Jean-Mathieu Susini déroule la bobine de fil de fer qu'il a emportée avec lui. De quoi rafistoler la clôture de l'enclos où il garde ses brebis, à une poignée de mètres du pont qui marque l'entrée de la marine de Santa Severa, dans le Cap Corse. Des travaux ont été effectués sur la route qui surplombe l'enclos, et une pelleteuse a défoncé une partie de la barrière.
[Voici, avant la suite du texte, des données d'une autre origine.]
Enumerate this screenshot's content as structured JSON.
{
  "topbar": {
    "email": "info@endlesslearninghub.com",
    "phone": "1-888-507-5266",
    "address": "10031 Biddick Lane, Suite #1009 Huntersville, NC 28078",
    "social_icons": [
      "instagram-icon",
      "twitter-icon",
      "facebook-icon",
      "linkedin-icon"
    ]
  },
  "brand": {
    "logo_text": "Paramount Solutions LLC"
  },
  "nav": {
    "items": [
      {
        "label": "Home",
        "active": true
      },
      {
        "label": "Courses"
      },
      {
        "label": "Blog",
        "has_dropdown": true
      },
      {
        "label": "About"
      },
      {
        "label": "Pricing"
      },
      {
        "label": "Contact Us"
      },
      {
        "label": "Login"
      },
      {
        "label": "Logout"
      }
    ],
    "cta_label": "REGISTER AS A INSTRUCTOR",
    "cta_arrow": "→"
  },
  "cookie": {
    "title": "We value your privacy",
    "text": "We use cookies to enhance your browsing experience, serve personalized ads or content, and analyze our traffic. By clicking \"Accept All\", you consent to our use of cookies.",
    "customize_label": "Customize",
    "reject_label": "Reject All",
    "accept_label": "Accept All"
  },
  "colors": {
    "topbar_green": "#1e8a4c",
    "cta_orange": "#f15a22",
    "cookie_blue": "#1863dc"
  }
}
Alors ce matin, Jean-Mathieu, venu donner le biberon aux petits derniers, a dû partir à la poursuite de la dizaine de brebis qui s'étaient égaillées dans la nature. Et pour éviter d'avoir à crapahuter de nouveau dans les alentours dans les prochaines heures, l'éleveur se dépêche de boucher les trous.
 

 

Travailler au village

En 2014, après des études au lycée agricole, un BTS de gestion protection de la nature, et quelques années derrière le comptoir du bar du village, Jean-Mathieu s'est lancé dans l'élevage. "J'ai toujours voulu travailler au village, et puis il y avait l'attachement au côté patrimonial, les terrains, le travail de mon père... Si je reprenais pas moi, qui allait reprendre ?"

 

Je suis pas du genre à pleurer parce que les méchants Français ne voudraient pas qu'on se développe.

Jean-Mathieu Susini

Aujourd'hui, Jean-Mathieu élève trente-deux cochons, une trentaine de vaches, une vingtaine de poules, et la dizaine de brebis qui l'entourent alors qu'il remplit la mangeoire de foin. "J'ai repris l'exploitation des bovins de mon père, mais très vite, je me suis rendu compte qu'il fallait des spéculations qui tiennent la route, pour s'en sortir. Et dans le Cap, l'élevage, c'est compliqué. Les brebis sont plus adaptées que les vaches. On dit qu'il faut un hectare de prairie pour une vache. Moi, j'ai quasiment de double, et pourtant, mes bêtes souffrent quand même. Il n'y a pas assez à manger. Ce sont des terrains en pente, qu'on a gagnés sur le maquis, et qui subissent l'érosion. Et plus le climat est de plus en plus compliqué, et les sécheresses de plus en plus longues..."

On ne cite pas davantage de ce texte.